Argentine : le retour des civils01/03/19841984Lutte de Classe/medias/mensuelnumero/images/1984/03/110.jpg.484x700_q85_box-27%2C0%2C2451%2C3504_crop_detail.jpg

Argentine : le retour des civils

Voilà un peu plus de trois mois qu'est installé en Argentine un pouvoir civil, issu d'élections générales, les premières élections depuis dix ans.

Les militaires qui en 1976 avaient renversé par un coup d'État le gouvernement péroniste sont retournés dans les casernes après avoir exercé pendant près de huit ans l'une des dictatures les plus féroces qu'ait connues ce pays.
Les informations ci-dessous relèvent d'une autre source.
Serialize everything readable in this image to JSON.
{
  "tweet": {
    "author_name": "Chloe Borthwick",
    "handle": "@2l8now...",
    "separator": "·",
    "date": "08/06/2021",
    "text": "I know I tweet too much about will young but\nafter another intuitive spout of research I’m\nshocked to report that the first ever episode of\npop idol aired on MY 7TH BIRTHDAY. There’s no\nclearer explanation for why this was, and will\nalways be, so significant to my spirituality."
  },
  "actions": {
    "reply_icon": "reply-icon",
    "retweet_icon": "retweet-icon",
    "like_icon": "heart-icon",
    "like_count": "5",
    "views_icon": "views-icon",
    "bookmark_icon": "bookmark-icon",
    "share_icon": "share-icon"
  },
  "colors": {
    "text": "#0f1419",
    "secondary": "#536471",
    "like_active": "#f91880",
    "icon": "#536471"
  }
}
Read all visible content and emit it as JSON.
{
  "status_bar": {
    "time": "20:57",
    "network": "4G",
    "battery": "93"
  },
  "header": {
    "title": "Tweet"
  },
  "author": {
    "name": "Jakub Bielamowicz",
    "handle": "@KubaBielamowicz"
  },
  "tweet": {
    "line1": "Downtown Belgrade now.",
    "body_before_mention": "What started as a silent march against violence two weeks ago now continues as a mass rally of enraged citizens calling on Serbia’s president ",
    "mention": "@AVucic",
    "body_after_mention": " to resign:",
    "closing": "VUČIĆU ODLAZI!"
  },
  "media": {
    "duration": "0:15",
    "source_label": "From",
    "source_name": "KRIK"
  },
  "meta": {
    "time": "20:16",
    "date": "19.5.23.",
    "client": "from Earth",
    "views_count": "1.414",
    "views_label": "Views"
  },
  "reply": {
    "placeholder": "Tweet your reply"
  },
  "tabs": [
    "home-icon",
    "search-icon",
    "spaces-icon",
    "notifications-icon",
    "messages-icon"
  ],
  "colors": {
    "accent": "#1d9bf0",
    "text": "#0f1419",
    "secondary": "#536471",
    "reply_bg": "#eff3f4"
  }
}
Et c'est délibérément qu'ils ont laissé la place puisque c'est eux-mêmes qui ont préparé et organisé le retour à un système de type parlementaire.

Ils avaient promis le redressement économique, mais la situation économique de l'Argentine s'était aggravée, à la fois à cause de la crise économique mondiale et à cause de leur politique.

Ils avaient promis de renforcer la position de l'Argentine sur la scène internationale : la guerre des Malouines qui a été pour les militaires une sorte de fuite en avant destinée à ressouder l'unité de la population, s'est terminée par le fiasco que l'on sait.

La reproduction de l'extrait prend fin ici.